Bamboo In Winter

Recently I watched a film about Christianity in oppressive Communist China, and I felt like it didn’t do a very effective job of showing the transforming nature of belief in Jesus Christ, or have a strong narrative regarding ordeals normal Christians dealt with in that country.

Bamboo In Winter, released in 1990 (on an obvious low budget and mere 58 minute runtime), focuses on the everyday Chinese resident and is set in a rural community, but at a time when cars and televisions are known to citizens — so maybe late 80s, early 90s.

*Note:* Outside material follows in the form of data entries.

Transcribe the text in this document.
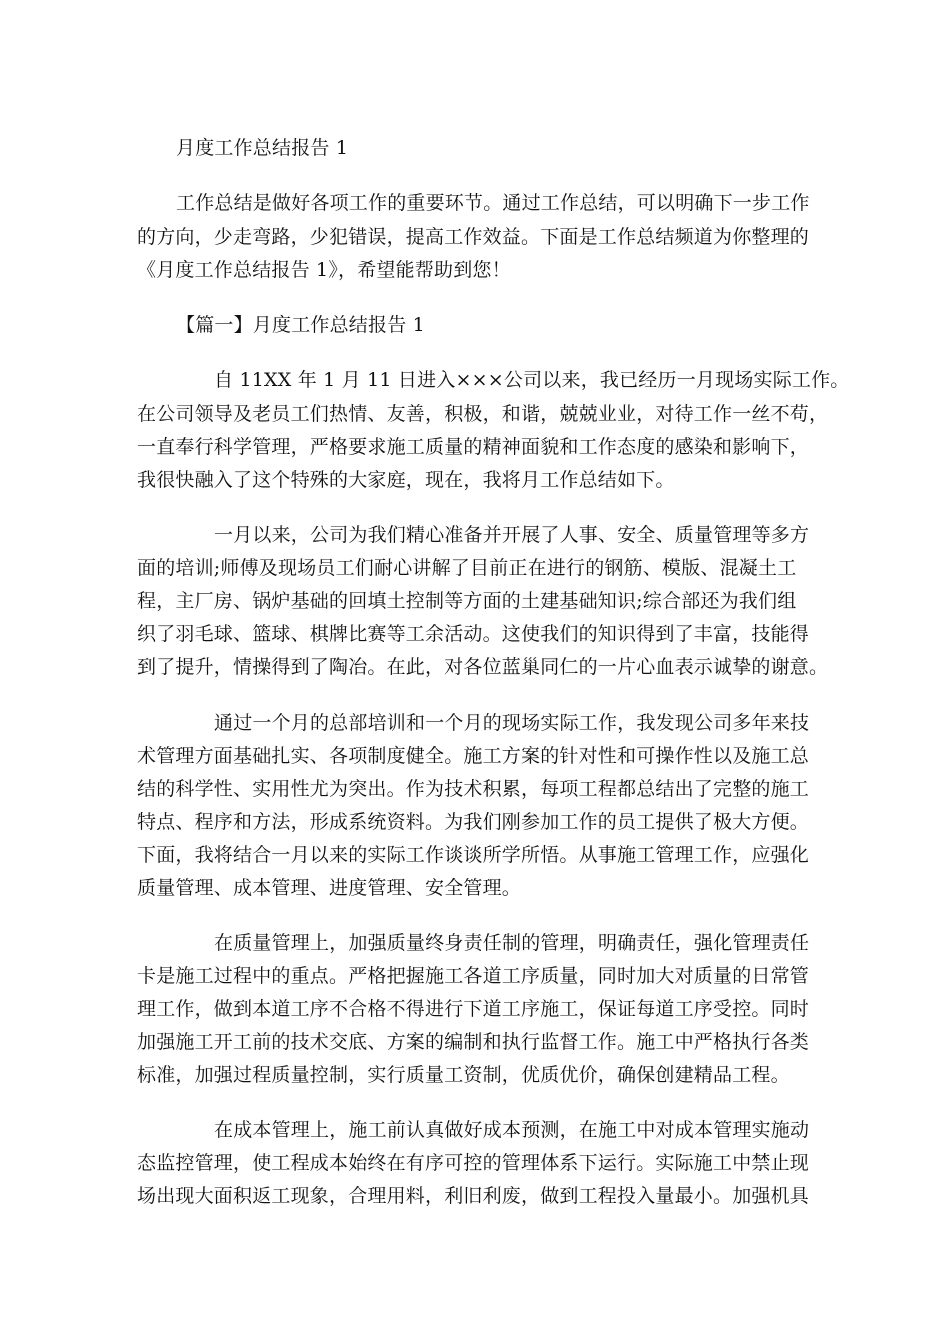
月度工作总结报告 1
工作总结是做好各项工作的重要环节。通过工作总结，可以明确下一步工作
的方向，少走弯路，少犯错误，提高工作效益。下面是工作总结频道为你整理的
《月度工作总结报告 1》，希望能帮助到您！
【篇一】月度工作总结报告 1
自 11XX 年 1 月 11 日进入×××公司以来，我已经历一月现场实际工作。
在公司领导及老员工们热情、友善，积极，和谐，兢兢业业，对待工作一丝不苟，
一直奉行科学管理，严格要求施工质量的精神面貌和工作态度的感染和影响下，
我很快融入了这个特殊的大家庭，现在，我将月工作总结如下。
一月以来，公司为我们精心准备并开展了人事、安全、质量管理等多方
面的培训;师傅及现场员工们耐心讲解了目前正在进行的钢筋、模版、混凝土工
程，主厂房、锅炉基础的回填土控制等方面的土建基础知识;综合部还为我们组
织了羽毛球、篮球、棋牌比赛等工余活动。这使我们的知识得到了丰富，技能得
到了提升，情操得到了陶冶。在此，对各位蓝巢同仁的一片心血表示诚挚的谢意。
通过一个月的总部培训和一个月的现场实际工作，我发现公司多年来技
术管理方面基础扎实、各项制度健全。施工方案的针对性和可操作性以及施工总
结的科学性、实用性尤为突出。作为技术积累，每项工程都总结出了完整的施工
特点、程序和方法，形成系统资料。为我们刚参加工作的员工提供了极大方便。
下面，我将结合一月以来的实际工作谈谈所学所悟。从事施工管理工作，应强化
质量管理、成本管理、进度管理、安全管理。
在质量管理上，加强质量终身责任制的管理，明确责任，强化管理责任
卡是施工过程中的重点。严格把握施工各道工序质量，同时加大对质量的日常管
理工作，做到本道工序不合格不得进行下道工序施工，保证每道工序受控。同时
加强施工开工前的技术交底、方案的编制和执行监督工作。施工中严格执行各类
标准，加强过程质量控制，实行质量工资制，优质优价，确保创建精品工程。
在成本管理上，施工前认真做好成本预测，在施工中对成本管理实施动
态监控管理，使工程成本始终在有序可控的管理体系下运行。实际施工中禁止现
场出现大面积返工现象，合理用料，利旧利废，做到工程投入量最小。加强机具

The plot begins with a girl who is home from studying at a university, and enjoying her brief time with her father, a farmer (her mother passed away years earlier). She enjoys the familiar, slower-paced lifestyle, but fully expects to return to college, where she can study modern things she enjoys, like science, logic and topics like Darwinism. When a traveling preacher comes through town though, she humors her elderly grandmother by attending the service, and becomes enthralled with the teachings of the Bible. She asks the preacher one question after another, in an attempt to not only trip him up, but understand why he genuinely believes it’s the word of God.

Ultimately she has to decide between following the teachings of Jesus Christ or going along with what atheist China demands of its citizens, and she makes the difficult, life-altering choice, with minutes to spare before the credits roll.

It may not have the biggest budget, camera quality or best production values, but it certainly has heart, and very good acting throughout. I would definitely recommend this … and even better, it’s free on Amazon Prime.